テラーノベル
アプリでサクサク楽しめる
コメント
0件
👏 最初のコメントを書いて作者に喜んでもらおう!
リビングに入るとテーブルの上に、湯気が立っていた。
匂いだけで、少しお腹が鳴る。
【ころん】「はい、席ここね」
【莉犬】「あっきぃ、無理しなくていいからね」
椅子を引いて、座る。
周りを見ると見慣れない顔と、さっき名乗ってくれた人たち。
あっきぃ(……多いな)
【ななもり】「改めて!ななもりだよ。
長男だしいろいろ頼ってね」
落ち着いた声。
【さとみ】「さとみ。次男、高3。
お前らの先輩だ、よろしくな〜」
軽く手を振る。
【ジェル】「ジェルです!三男で高2!
気楽に過ごしてええからな」
関西っぽいイントネーション。
【るぅと】「るぅとです。中学3年生です
いっぱい食べてくださいね!」
にこっと笑う。
【あっきぃ】「……あっきぃです。

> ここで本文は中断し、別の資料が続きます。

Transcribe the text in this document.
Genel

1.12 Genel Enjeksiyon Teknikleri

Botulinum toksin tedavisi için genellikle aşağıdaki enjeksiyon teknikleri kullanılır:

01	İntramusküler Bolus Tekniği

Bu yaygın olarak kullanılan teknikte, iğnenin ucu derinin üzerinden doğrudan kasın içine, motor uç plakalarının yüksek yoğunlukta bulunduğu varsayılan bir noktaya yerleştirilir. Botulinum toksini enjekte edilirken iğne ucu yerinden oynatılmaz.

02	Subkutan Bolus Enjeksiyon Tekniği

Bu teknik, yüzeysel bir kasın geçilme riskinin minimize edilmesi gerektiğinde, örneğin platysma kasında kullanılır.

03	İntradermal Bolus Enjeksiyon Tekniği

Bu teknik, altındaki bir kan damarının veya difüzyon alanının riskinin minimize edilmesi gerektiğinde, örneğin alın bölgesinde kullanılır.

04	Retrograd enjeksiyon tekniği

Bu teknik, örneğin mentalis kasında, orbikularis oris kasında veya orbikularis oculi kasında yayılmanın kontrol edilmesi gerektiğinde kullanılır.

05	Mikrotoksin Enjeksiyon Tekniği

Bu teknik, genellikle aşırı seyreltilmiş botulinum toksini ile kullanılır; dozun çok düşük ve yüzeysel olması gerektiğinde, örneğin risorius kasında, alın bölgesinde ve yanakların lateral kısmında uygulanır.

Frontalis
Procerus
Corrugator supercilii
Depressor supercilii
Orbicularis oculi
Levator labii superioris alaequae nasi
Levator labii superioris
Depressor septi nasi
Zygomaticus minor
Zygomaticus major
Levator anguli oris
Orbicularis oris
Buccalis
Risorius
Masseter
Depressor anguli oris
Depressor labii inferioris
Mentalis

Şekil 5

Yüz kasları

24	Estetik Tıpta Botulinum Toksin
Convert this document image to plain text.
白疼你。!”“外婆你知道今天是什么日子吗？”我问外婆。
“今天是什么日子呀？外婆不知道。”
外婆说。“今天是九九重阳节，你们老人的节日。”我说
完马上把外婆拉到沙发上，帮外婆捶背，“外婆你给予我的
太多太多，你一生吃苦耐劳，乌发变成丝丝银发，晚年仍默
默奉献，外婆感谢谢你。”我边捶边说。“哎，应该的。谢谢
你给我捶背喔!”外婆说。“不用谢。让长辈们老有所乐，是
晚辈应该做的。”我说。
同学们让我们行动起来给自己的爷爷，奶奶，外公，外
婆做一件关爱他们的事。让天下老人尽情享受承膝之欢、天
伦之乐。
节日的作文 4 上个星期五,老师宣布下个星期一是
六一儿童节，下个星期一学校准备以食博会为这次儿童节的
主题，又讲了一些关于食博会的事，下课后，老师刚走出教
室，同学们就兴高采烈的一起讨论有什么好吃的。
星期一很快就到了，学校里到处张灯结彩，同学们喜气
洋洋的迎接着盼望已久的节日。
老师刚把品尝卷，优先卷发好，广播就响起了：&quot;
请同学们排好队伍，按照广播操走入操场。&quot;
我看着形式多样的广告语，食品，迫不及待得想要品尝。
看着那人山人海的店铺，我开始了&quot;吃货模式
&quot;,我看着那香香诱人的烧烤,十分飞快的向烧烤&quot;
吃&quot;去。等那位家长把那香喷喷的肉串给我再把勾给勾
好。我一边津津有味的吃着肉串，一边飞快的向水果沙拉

高1です。
お願いします」
声が少し小さくなる。
【ななもり】「来てくれてありがとう!
これからよろしくね!」
その一言で、胸がきゅっとした。
【ころん】「じゃ、いただきます!」
【全員】「いただきます」
箸を取る手が、少し震える。
久しぶりだ。
誰かと、ちゃんと同じテーブルで食べるの。
大皿に盛り付けてある唐揚げを食べる。
【莉犬】「どう?味」
【あっきぃ】「……おいしい」
【さとみ】「それな、るぅと特製」
【るぅと】「えへへ」
【ジェル】「初日は華やかに派手にやんのが一番や!」
笑い声が、自然に混ざる。
しばらく、食べる音だけ。
……静かじゃない。でも、うるさくもない。
【ころん】「学校どう?」
【あっきぃ】「……普通」
【莉犬】「無理して言わなくていいからね」
【ななもり】「話したくなったらでいいからね」
あっきぃ(……聞かれない)
それが、こんなに楽だなんて。
【ジェル】「そういや、あっきぃ!部屋どうや?」
【あっきぃ】「……広い、です」
【さとみ】「よかった。落ち着くのが一番だからね」
【るぅと】「足りないものあったら、言ってくださいね」
【あっきぃ】「……はい」
返事が、少しだけ自然になる。
ふと、笑い声が重なる。
【ころん】「莉犬くん、それは取りすぎ!」
【莉犬】「えぇ〜、いいじゃん!」
【さとみ】「子どもかよ!ww」
【ジェル】「仲ええなぁ」
【ななもり】「まあまあ。まだあるからね」
その中に、自分も座っている。
……いる。俺が、ちゃんと。
食べ終わって、箸を置く。
胸の奥が、あったかい。
【あっきぃ】「……ごちそうさまでした」
【全員】「ごちそうさまでした」
【ななもり】「今日は早めに休もっか」
【ころん】「疲れてると思うし」
【莉犬】「お風呂、後で案内するね」
【あっきぃ】「……ありがとう」
今度は、ちゃんと声が出た。
あっきぃ(……ここにいていい)
そう思えた、最初の夜。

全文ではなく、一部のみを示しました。